The ruling came from Judge Jeffrey Brown, a Trump appointee who was confirmed with zero Democratic votes.

This came about a month after a Trump-appointed judge ruled against the White House’s vaccine policy for federal contractors. A week earlier, two Trump-appointed judges, in separate cases, ruled against the administration’s vaccine requirements for health care workers.

The broader dynamic isn’t limited to vaccines. On his first day as president, Joe Biden restored an important climate cost estimate: Under the policy, when federal regulators create environmental rules for polluting industries, they need to include expected damage from greenhouse gas emissions.

On Friday, as the Associated Press reported, a federal judge blocked implementation of the policy.

U.S. District Judge James Cain of the Western District of Louisiana sided with Republican attorneys general from energy producing states who said the administration’s action to raise the cost estimate of carbon emissions threatened to drive up energy costs while decreasing state revenues from energy production.
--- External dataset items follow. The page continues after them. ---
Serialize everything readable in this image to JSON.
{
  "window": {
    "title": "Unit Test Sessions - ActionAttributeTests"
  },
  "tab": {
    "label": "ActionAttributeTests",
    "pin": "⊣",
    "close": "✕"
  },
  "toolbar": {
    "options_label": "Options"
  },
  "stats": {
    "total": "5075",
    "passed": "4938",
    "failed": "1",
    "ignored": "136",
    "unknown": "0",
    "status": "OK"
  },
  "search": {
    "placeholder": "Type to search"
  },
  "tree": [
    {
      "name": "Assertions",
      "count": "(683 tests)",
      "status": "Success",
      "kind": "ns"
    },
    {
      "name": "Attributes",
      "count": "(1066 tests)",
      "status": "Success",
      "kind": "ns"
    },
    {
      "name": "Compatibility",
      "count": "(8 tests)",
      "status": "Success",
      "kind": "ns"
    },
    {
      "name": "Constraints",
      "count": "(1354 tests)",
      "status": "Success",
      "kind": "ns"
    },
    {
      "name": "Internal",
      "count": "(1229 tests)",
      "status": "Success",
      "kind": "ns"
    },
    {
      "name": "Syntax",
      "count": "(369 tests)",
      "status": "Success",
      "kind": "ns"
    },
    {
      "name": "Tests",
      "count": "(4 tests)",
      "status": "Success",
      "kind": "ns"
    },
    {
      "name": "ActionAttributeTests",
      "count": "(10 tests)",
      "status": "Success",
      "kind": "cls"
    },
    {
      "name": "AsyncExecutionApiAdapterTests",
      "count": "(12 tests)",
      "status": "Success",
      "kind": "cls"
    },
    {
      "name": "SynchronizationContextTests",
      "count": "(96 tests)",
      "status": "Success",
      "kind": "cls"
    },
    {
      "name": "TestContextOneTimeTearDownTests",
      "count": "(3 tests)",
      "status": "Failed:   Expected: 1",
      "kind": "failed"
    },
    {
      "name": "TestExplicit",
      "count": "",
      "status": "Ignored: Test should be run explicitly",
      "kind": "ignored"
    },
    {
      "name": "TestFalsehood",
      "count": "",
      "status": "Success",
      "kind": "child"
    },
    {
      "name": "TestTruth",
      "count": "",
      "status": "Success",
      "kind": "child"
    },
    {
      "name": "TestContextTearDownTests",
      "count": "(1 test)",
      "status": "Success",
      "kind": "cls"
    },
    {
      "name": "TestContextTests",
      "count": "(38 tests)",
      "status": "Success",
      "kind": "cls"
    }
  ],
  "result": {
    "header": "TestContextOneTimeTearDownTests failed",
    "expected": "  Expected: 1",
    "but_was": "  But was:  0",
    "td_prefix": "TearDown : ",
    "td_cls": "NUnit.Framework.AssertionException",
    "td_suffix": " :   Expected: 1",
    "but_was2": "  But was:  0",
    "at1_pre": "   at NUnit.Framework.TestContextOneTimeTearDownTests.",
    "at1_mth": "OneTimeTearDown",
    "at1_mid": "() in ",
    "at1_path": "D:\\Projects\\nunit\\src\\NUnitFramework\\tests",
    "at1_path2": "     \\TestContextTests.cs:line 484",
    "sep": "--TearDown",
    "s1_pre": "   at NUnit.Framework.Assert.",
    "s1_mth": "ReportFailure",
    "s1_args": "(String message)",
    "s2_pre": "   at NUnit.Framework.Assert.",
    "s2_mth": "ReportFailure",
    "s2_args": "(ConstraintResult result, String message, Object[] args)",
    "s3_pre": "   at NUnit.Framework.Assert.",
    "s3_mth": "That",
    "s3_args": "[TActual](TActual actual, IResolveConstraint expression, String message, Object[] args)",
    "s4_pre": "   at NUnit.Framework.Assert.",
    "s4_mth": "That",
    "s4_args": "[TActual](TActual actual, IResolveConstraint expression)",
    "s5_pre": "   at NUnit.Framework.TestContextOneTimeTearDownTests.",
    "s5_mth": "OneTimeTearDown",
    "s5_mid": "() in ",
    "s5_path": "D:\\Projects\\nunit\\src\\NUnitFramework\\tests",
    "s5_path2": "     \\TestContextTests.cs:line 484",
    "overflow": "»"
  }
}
The judge issued an injunction that bars the Biden administration from using the higher cost estimate, which puts a dollar value on damages caused by every additional ton of greenhouse gases emitted into the atmosphere.

If you’re wondering whether Judge Cain is a Trump appointee, he is.

The larger pattern is striking. People for the American Way’s Elliot Mincberg published a report last month, taking note of 15 cases from 2021 in which Trump-appointed judges “improperly delayed or stopped important and legal Biden initiatives.” Clearly, this year is shaping up to be no better.

A few years ago, Supreme Court Chief Justice John Roberts told the Associated Press that it’s wrong to think about jurists through a partisan or presidential lens. “We do not have Obama judges or Trump judges, Bush judges or Clinton judges,” Roberts said in a statement. “What we have is an extraordinary group of dedicated judges doing their level best to do equal right to those appearing before them.”

I have always wanted to believe this. Lately, that’s been awfully difficult.